Zhang, S., Dauer, K., Strohäker, T., Tatenhorst, L., Gomes, L. C., Mayer, S., et al. (2023). Alpha-synuclein fibrils amplified from multiple system atrophy and Parkinson's disease patient brain spread after intracerebral injection into mouse brain. Brain Pathology, 33(5): e13196. doi:10.1111/bpa.13196.

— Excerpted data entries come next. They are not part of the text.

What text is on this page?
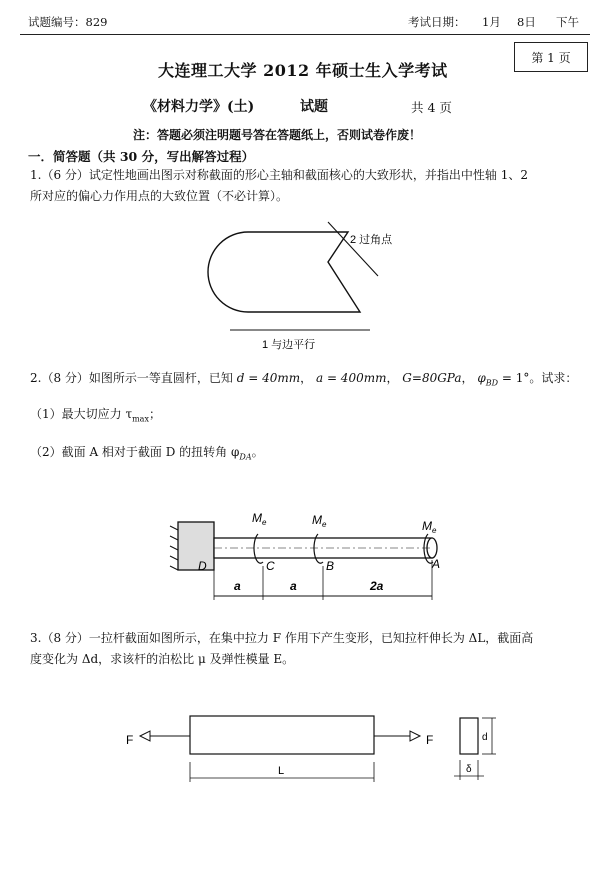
试题编号：829	考试日期： 1月 8日 下午
第 1 页
大连理工大学 2012 年硕士生入学考试
《材料力学》(土)	试题	共 4 页
注：答题必须注明题号答在答题纸上，否则试卷作废！
一．简答题（共 30 分，写出解答过程）
1.（6 分）试定性地画出图示对称截面的形心主轴和截面核心的大致形状，并指出中性轴 1、2
所对应的偏心力作用点的大致位置（不必计算）。
2 过角点
1 与边平行
2.（8 分）如图所示一等直圆杆，已知 d = 40mm， a = 400mm， G=80GPa， $\varphi_{BD} = 1^\circ$。试求：
（1）最大切应力 $\tau_{max}$；
（2）截面 A 相对于截面 D 的扭转角 $\varphi_{DA}$。
$M_e$	$M_e$	$M_e$
D	C	B	A
a	a	2a
3.（8 分）一拉杆截面如图所示，在集中拉力 F 作用下产生变形，已知拉杆伸长为 ΔL，截面高
度变化为 Δd，求该杆的泊松比 μ 及弹性模量 E。
F	F
L
d
δ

Zitierlink: https://hdl.handle.net/21.11116/0000-000D-BEA4-4

Zusammenfassung

Parkinson's disease (PD), multiple system atrophy (MSA), and dementia with Lewy bodies (DLB) are neurodegenerative disorders with alpha-synuclein (α-syn) aggregation pathology. Different strains of α-syn with unique properties are suggested to cause distinct clinical and pathological manifestations resulting in PD, MSA, or DLB. To study individual α-syn spreading patterns, we injected α-syn fibrils amplified from brain homogenates of two MSA patients and two PD patients into the brains of C57BI6/J mice. Antibody staining against pS129-α-syn showed that α-syn fibrils amplified from the brain homogenates of the four different patients caused different levels of α-syn spreading. The strongest α-syn pathology was triggered by α-syn fibrils of one of the two MSA patients, followed by comparable pS129-α-syn induction by the second MSA and one PD patient material. Histological analysis using an antibody against Iba1 further showed that the formation of pS129-α-syn is associated with increased microglia activation. In contrast, no differences in dopaminergic neuron numbers or co-localization of α-syn in oligodendrocytes were observed between the different groups. Our data support the spreading of α-syn pathology in MSA, while at the same time pointing to spreading heterogeneity between different patients potentially driven by individual patient immanent factors.